According to the Mayo Clinic, there are a variety of factors that increase a person’s risk of having Alzheimer’s, including:
- Having a family history of Alzheimer’s, especially for close family members such as parents or siblings
- Getting older — some research shows that the highest risk age group is people over 85, though people between the ages of 65 and 84 also have an increased risk
- Past head injuries
- Getting less sleep — including having a hard time falling asleep and then staying asleep
- Health conditions such as high blood pressure, high cholesterol, and uncontrolled diabetes
- Smoking or regular exposure to secondhand smoke
- Obesity and a lack of exercise
- A lack of stimulating brain activities and social engagements — studies show that people with lower levels of education who do not participate in mentally stimulating activities have a higher risk of developing the disease
Having one or two of these factors doesn’t mean that a person will definitively develop Alzheimer’s disease.
But, many of these factors combined with the APOE e4 gene could drastically increase a person’s chances of having the disease later in life.
Pros and Cons of Testing for APOE
If you’re deciding whether or not you should have a blood test for Alzheimer’s genes, specifically the APOE-E4 gene, here are some pros and cons to think about:
Pros to APOE testing
- Having APOE test results can help you create a plan to reduce your risk factors of getting Alzheimer’s disease
- You may be able to participate in clinical trials or research that could benefit others
Cons to APOE testing
- You may worry or feel depressed about knowing your APOE status
- You may quell fears that you’ll get Alzheimer’s, though the test results are not a guarantee, leading to a false sense of security
Having APOE testing done is a very personal decision that only you can make. But, working with your doctor or a genetic counselor can help you weigh the decision.

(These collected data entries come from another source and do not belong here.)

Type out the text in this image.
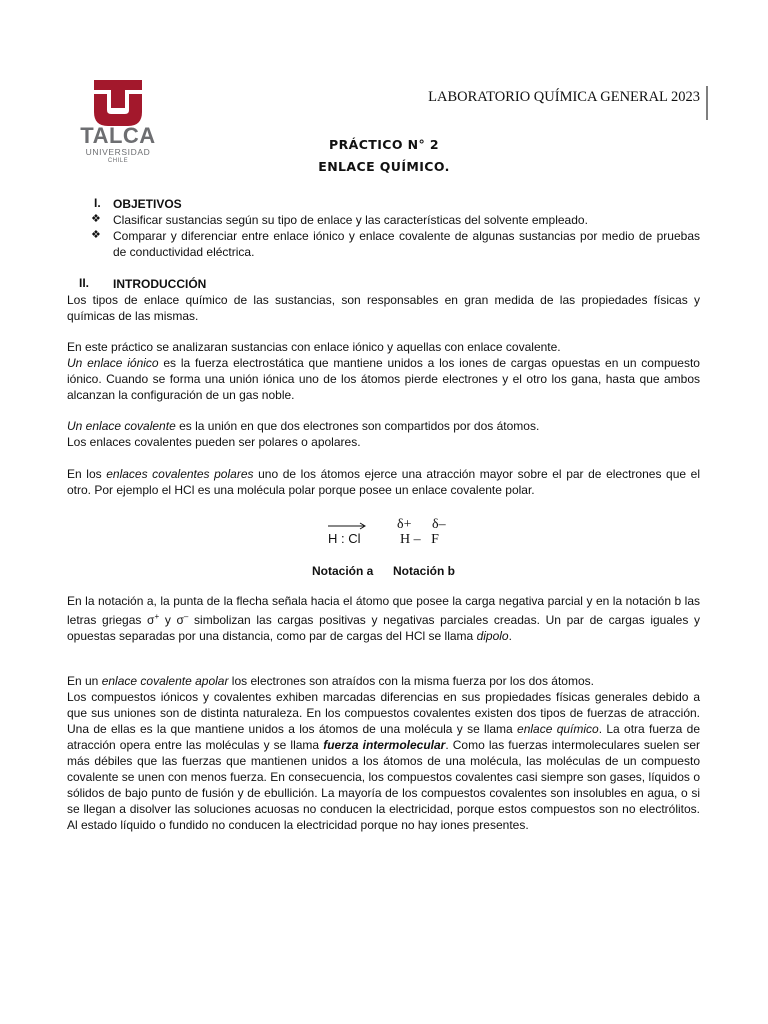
TALCA
UNIVERSIDAD
CHILE
LABORATORIO QUÍMICA GENERAL 2023
PRÁCTICO N° 2
ENLACE QUÍMICO.
I. OBJETIVOS
❖ Clasificar sustancias según su tipo de enlace y las características del solvente empleado.
❖ Comparar y diferenciar entre enlace iónico y enlace covalente de algunas sustancias por medio de pruebas de conductividad eléctrica.
II. INTRODUCCIÓN
Los tipos de enlace químico de las sustancias, son responsables en gran medida de las propiedades físicas y químicas de las mismas.
En este práctico se analizaran sustancias con enlace iónico y aquellas con enlace covalente.
Un enlace iónico es la fuerza electrostática que mantiene unidos a los iones de cargas opuestas en un compuesto iónico. Cuando se forma una unión iónica uno de los átomos pierde electrones y el otro los gana, hasta que ambos alcanzan la configuración de un gas noble.
Un enlace covalente es la unión en que dos electrones son compartidos por dos átomos.
Los enlaces covalentes pueden ser polares o apolares.
En los enlaces covalentes polares uno de los átomos ejerce una atracción mayor sobre el par de electrones que el otro. Por ejemplo el HCl es una molécula polar porque posee un enlace covalente polar.
H : Cl
δ+ δ–
H –   F
Notación a Notación b
En la notación a, la punta de la flecha señala hacia el átomo que posee la carga negativa parcial y en la notación b las letras griegas σ+ y σ– simbolizan las cargas positivas y negativas parciales creadas. Un par de cargas iguales y opuestas separadas por una distancia, como par de cargas del HCl se llama dipolo.
En un enlace covalente apolar los electrones son atraídos con la misma fuerza por los dos átomos.
Los compuestos iónicos y covalentes exhiben marcadas diferencias en sus propiedades físicas generales debido a que sus uniones son de distinta naturaleza. En los compuestos covalentes existen dos tipos de fuerzas de atracción. Una de ellas es la que mantiene unidos a los átomos de una molécula y se llama enlace químico. La otra fuerza de atracción opera entre las moléculas y se llama fuerza intermolecular. Como las fuerzas intermoleculares suelen ser más débiles que las fuerzas que mantienen unidos a los átomos de una molécula, las moléculas de un compuesto covalente se unen con menos fuerza. En consecuencia, los compuestos covalentes casi siempre son gases, líquidos o sólidos de bajo punto de fusión y de ebullición. La mayoría de los compuestos covalentes son insolubles en agua, o si se llegan a disolver las soluciones acuosas no conducen la electricidad, porque estos compuestos son no electrólitos. Al estado líquido o fundido no conducen la electricidad porque no hay iones presentes.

The Importance of Genetic Counseling After Testing for APOE
Choosing to work with a genetic counselor can alleviate a lot of the stress and worry associated with APOE test results. Many people who learn they have APOE 4 genes find that they are scared, depressed, and unsure of what to do next.
Having an experienced, professional genetic counselor can help take the fear out of your APOE testing results and make sense of what happens next, or how you should proceed with the results you have.

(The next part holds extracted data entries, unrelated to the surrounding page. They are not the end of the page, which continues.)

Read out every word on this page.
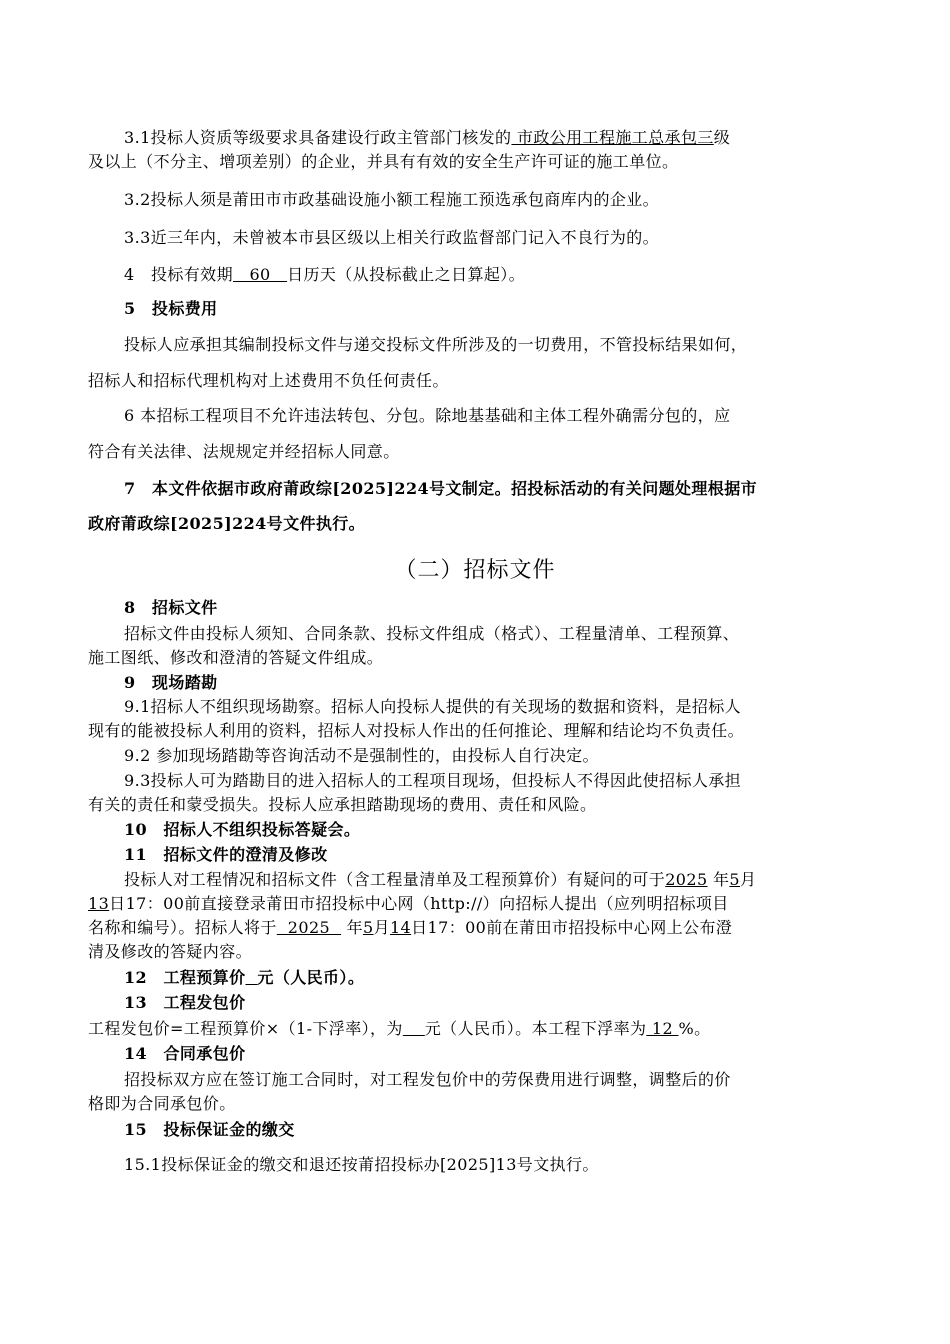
3.1投标人资质等级要求具备建设行政主管部门核发的 市政公用工程施工总承包三级
及以上（不分主、增项差别）的企业，并具有有效的安全生产许可证的施工单位。
3.2投标人须是莆田市市政基础设施小额工程施工预选承包商库内的企业。
3.3近三年内，未曾被本市县区级以上相关行政监督部门记入不良行为的。
4　投标有效期   60   日历天（从投标截止之日算起）。
5　投标费用
投标人应承担其编制投标文件与递交投标文件所涉及的一切费用，不管投标结果如何，
招标人和招标代理机构对上述费用不负任何责任。
6 本招标工程项目不允许违法转包、分包。除地基基础和主体工程外确需分包的，应
符合有关法律、法规规定并经招标人同意。
7　本文件依据市政府莆政综[2025]224号文制定。招投标活动的有关问题处理根据市
政府莆政综[2025]224号文件执行。
（二）招标文件
8　招标文件
招标文件由投标人须知、合同条款、投标文件组成（格式）、工程量清单、工程预算、
施工图纸、修改和澄清的答疑文件组成。
9　现场踏勘
9.1招标人不组织现场勘察。招标人向投标人提供的有关现场的数据和资料，是招标人
现有的能被投标人利用的资料，招标人对投标人作出的任何推论、理解和结论均不负责任。
9.2 参加现场踏勘等咨询活动不是强制性的，由投标人自行决定。
9.3投标人可为踏勘目的进入招标人的工程项目现场，但投标人不得因此使招标人承担
有关的责任和蒙受损失。投标人应承担踏勘现场的费用、责任和风险。
10　招标人不组织投标答疑会。
11　招标文件的澄清及修改
投标人对工程情况和招标文件（含工程量清单及工程预算价）有疑问的可于2025 年5月
13日17：00前直接登录莆田市招投标中心网（http://）向招标人提出（应列明招标项目
名称和编号）。招标人将于  2025   年5月14日17：00前在莆田市招投标中心网上公布澄
清及修改的答疑内容。
12　工程预算价 元（人民币）。
13　工程发包价
工程发包价=工程预算价×（1-下浮率），为 元（人民币）。本工程下浮率为 12 %。
14　合同承包价
招投标双方应在签订施工合同时，对工程发包价中的劳保费用进行调整，调整后的价
格即为合同承包价。
15　投标保证金的缴交
15.1投标保证金的缴交和退还按莆招投标办[2025]13号文执行。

This is especially important because, at this point in research and genetic testing, the jury is still out on just how much a role APOE variants play in the development of Alzheimer’s disease.
Unfortunately, there is no treatment for Alzheimer’s disease. Until recently, there has been no way to change the type of APOE genes that a person has, though newer research and emerging practices by gene therapy doctors can possibly replace mutated or unwanted genes.
Gene therapy is still new, and many of the side effects are unknown; for this reason, research is mostly targeted towards incurable diseases.
Some researchers and nutritionists believe that following an APOE gene diet can make a difference in reducing the risk of Alzheimer’s.
Many of these programs promote diets that are low in cholesterol to prevent build up and lower blood pressure — two conditions that could work with APOE e4 to trigger Alzheimer’s onset.
Following an APOE4 lifestyle change often includes reducing sugar, meat, and processed foods, exercising frequently, and kicking smoking habits.